The attraction and utility of this LLM lies in both its subject coverage and the range of transferable skills it promotes. It would be of benefit in many different practical settings and careers. It is suitable for students working or planning a career in policy, healthcare management, health regulation (including at local authority level), healthcare and social care providers, legal practice, public health, advocacy, NGOs, special interest groups or legal/policy research.

You will be taught by leading academics who combine internationally recognised research profiles with wide experience with organisations responsible for policy development, professional regulation and social advocacy. The programme includes core teaching in health law and governance, along with specialist units.

The University of Bristol Law School has a large and vibrant international student community and LLM students benefit from small class sizes taught by world-leading experts.

Programme structure

Students will take four units (120 credit points overall, 30 credit points each) and a compulsory dissertation (60 credit points). The units are made up of two compulsory core Health Law units, an optional specialist Health Law unit and an open choice of LLM unit.

Core units:
- Law, Governance, and Health
- Health Inequalities, Law and Society

Specialist Health Law units, one of which must be taken as part of the LLM*:

- Public and Global Health Law
- Law and Governance for Mental and Social Well-Being
- Health Law and the Body

The final option may be taken from the specialist Health Law units, or from any other LLM programme.
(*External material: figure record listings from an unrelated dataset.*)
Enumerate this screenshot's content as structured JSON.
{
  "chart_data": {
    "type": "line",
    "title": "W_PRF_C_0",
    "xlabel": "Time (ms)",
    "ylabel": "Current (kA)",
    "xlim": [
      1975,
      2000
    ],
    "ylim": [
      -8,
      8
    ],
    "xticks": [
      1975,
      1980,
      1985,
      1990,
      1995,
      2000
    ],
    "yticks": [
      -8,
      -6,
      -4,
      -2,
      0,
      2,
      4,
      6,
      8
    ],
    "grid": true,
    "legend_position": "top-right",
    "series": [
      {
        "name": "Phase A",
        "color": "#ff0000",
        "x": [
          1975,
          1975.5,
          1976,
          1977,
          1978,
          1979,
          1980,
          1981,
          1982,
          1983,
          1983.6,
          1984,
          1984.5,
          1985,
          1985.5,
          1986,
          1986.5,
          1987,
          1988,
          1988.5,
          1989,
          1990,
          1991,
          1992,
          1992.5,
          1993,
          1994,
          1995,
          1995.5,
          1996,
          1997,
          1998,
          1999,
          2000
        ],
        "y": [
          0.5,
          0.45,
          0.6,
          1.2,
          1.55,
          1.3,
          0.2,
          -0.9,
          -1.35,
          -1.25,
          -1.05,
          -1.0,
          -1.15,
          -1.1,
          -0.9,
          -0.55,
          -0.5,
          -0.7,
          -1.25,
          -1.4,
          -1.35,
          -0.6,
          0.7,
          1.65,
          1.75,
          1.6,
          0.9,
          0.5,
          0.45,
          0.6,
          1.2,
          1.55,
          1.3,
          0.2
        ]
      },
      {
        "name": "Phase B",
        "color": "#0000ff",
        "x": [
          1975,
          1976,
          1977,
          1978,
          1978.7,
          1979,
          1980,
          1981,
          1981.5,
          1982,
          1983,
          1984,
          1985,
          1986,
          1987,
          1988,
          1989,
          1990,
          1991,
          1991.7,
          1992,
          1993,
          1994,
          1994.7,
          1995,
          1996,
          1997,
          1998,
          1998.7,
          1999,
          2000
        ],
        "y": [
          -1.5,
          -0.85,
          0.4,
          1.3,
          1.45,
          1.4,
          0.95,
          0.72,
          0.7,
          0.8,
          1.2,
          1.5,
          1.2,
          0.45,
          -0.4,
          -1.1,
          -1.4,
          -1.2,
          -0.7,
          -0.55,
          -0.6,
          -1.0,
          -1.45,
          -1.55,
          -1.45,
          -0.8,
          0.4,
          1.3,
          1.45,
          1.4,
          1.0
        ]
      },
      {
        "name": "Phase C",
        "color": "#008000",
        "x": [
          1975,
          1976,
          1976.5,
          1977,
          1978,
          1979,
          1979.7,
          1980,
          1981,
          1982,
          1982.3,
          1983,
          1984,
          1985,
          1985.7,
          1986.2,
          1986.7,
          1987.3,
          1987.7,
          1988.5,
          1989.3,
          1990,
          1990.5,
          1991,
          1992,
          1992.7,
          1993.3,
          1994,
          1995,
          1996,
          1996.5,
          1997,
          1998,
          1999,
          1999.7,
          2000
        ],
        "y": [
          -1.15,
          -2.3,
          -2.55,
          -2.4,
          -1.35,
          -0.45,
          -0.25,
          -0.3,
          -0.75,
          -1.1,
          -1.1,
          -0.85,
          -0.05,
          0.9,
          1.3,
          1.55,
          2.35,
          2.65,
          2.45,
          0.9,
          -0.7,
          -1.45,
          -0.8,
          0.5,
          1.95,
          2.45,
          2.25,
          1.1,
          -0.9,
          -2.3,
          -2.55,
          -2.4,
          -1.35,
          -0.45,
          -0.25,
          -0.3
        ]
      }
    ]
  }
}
These might include*:

- Law Gender and Sexuality
- Corporate Governance in the United Kingdom and United States
- Migration Law and Policy - International, European, and Human Rights Dimensions
- International Law and Human Rights
- Legal Perspectives on Sustainability
- Public Law

Careers

This programme develops specialist knowledge and understanding and transferable skills. Its content and approach to teaching and assessment supports diverse career paths in healthcare practice and management, health policy and regulation, healthcare provision, legal practice, public health practice, social advocacy (for example, in pressure groups or NGOs) and legal/policy research.

The LLM can be a starting point for careers in these fields, while also providing an appropriate programme of study for people already working in those areas.

This programme would be of interest to recent graduates in law, policy, politics and cognate fields, and of interest to anyone aiming to pursue a career in research.